In his novel, the author tackles modern, world-wide, important problems: the immigration, the shameful treatment of asylum seekers and how they are sent to their ineluctable deaths. The reader is immersed in the subject right from the first pages of the novel, which starts in the immigration detention centre in Essex, England, where the main character, Little Bee, is detained for two years following her stowaway arrival from Nigeria on a tea cargo ship.

She succeeds in escaping thanks to a clever stratagem orchestrated by a Jamaican girl who is also an asylum seeker and who manages to rescue three girls with her from incarceration without any legal papers. From this point, the whole story unfolds in snippets, the mystery of sixteen-year-old Little Bee and the shocking encounter with the O’Rourke couple, Sarah and Andrew in Nigeria.

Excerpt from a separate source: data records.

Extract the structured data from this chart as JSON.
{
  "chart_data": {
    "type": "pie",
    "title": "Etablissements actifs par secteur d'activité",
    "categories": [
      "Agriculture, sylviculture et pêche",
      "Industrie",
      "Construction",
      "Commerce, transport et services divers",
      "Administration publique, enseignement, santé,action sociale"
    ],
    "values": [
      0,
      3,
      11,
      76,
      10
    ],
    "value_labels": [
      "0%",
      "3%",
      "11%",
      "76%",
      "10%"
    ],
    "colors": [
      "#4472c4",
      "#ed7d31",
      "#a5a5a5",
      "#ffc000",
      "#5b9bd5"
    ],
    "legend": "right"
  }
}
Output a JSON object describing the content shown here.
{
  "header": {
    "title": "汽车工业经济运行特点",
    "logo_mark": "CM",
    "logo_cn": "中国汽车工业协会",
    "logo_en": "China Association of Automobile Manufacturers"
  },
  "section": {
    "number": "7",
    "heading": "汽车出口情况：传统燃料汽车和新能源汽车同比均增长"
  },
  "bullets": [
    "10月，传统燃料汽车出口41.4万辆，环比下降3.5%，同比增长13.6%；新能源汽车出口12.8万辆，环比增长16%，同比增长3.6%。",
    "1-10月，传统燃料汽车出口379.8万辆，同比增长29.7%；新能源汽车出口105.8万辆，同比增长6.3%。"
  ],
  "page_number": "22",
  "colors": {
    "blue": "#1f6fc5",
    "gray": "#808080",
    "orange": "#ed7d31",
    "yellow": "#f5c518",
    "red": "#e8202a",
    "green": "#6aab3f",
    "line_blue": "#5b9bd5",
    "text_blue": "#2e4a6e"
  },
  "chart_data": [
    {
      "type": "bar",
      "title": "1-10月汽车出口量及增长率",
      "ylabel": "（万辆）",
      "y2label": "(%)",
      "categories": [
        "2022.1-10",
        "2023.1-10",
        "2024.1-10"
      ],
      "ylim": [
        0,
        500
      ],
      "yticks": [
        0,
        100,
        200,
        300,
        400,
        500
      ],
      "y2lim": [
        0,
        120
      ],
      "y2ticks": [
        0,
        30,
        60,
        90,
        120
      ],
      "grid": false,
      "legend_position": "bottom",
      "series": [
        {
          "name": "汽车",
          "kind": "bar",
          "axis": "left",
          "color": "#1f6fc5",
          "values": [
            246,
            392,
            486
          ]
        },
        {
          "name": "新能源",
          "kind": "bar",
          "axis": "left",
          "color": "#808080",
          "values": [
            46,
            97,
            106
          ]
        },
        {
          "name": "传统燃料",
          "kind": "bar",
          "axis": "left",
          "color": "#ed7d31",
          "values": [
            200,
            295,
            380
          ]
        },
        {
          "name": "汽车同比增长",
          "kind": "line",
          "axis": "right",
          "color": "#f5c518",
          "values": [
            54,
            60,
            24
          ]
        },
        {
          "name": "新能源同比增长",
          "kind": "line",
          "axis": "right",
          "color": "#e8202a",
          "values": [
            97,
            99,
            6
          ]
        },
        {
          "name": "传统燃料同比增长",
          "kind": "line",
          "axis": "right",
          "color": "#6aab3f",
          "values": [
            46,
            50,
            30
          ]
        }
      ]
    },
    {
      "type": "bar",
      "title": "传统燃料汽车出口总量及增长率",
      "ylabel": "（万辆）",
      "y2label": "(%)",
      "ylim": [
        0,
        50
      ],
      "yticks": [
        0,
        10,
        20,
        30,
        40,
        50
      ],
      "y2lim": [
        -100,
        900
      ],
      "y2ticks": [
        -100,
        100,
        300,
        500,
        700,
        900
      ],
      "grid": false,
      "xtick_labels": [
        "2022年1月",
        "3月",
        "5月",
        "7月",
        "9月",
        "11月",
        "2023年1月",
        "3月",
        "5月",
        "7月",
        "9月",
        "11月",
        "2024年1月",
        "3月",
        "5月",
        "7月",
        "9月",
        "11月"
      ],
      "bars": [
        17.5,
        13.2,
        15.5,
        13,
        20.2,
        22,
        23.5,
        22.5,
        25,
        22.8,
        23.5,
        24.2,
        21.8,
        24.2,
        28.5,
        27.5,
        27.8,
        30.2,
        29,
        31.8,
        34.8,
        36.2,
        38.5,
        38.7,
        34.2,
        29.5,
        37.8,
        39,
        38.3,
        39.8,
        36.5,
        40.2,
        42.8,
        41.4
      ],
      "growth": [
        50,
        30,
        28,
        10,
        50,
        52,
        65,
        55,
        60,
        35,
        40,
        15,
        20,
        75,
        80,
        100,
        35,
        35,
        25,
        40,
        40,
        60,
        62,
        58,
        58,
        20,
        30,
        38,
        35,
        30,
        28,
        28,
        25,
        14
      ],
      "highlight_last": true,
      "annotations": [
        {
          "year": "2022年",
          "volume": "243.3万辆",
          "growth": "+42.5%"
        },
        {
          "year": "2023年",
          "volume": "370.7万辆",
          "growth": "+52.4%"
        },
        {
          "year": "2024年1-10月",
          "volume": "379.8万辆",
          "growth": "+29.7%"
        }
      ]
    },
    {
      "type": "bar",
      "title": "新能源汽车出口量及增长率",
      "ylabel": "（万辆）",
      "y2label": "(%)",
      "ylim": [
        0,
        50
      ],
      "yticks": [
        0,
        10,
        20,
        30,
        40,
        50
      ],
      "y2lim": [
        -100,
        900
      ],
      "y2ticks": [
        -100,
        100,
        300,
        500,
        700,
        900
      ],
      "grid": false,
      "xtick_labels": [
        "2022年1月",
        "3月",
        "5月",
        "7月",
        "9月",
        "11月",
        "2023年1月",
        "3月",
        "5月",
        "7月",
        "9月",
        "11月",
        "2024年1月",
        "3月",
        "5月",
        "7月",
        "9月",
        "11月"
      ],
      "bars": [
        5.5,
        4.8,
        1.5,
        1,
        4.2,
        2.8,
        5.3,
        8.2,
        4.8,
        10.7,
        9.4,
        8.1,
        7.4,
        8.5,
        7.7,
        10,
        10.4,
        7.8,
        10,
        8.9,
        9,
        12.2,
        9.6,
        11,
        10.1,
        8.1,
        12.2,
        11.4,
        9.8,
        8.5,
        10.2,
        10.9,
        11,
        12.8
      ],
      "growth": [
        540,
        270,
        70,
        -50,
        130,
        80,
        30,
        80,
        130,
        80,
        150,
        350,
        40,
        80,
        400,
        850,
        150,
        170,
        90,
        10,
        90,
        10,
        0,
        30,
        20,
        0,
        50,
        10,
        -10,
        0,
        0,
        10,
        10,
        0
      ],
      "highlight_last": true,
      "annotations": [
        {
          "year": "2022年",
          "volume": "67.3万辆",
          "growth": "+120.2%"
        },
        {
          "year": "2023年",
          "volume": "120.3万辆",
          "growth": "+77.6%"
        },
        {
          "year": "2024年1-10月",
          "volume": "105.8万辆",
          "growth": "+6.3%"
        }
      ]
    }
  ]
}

Throughout the novel the author transports us from sunny, warm, corrupt and violent Nigeria, whose delta inhabitants are killed because they happen to be living on the unexplored, rich oil area, to the cold, grey, mundane life in England. The contrast is stunning in every respect between the two different worlds of fortunate and unfortunate people who both suffer in different ways. The two existences portrayed in a captivating and moving way.

There is also the underlining of the choices that some people have to make in life. Sarah had to sacrifice her middle finger to save Little Bee’s life, but on the other hand, while in a panic, she thoughtlessly asked Little Bee to contact the police to come and search for her missing, four-year-old son, Charlie. This ended in having Little Bee uncovered and arrested by the same police officers she had called to the rescue. Little Bee, who is young and innocent, makes the choice of fleeing her country to escape from the killers who are after her. As for Andrew O’Rourke, who is suffering from deep depression, he chooses to commit suicide which is helped by the reappearance of Little Bee.

The story’s end is intense and effective, conveying a powerful message. This is doubtless deliberate on the part of the author in order to awaken the human compassion and sense of decency in the hope of provoking a positive reaction and not having his missive lost like a scream in the desert.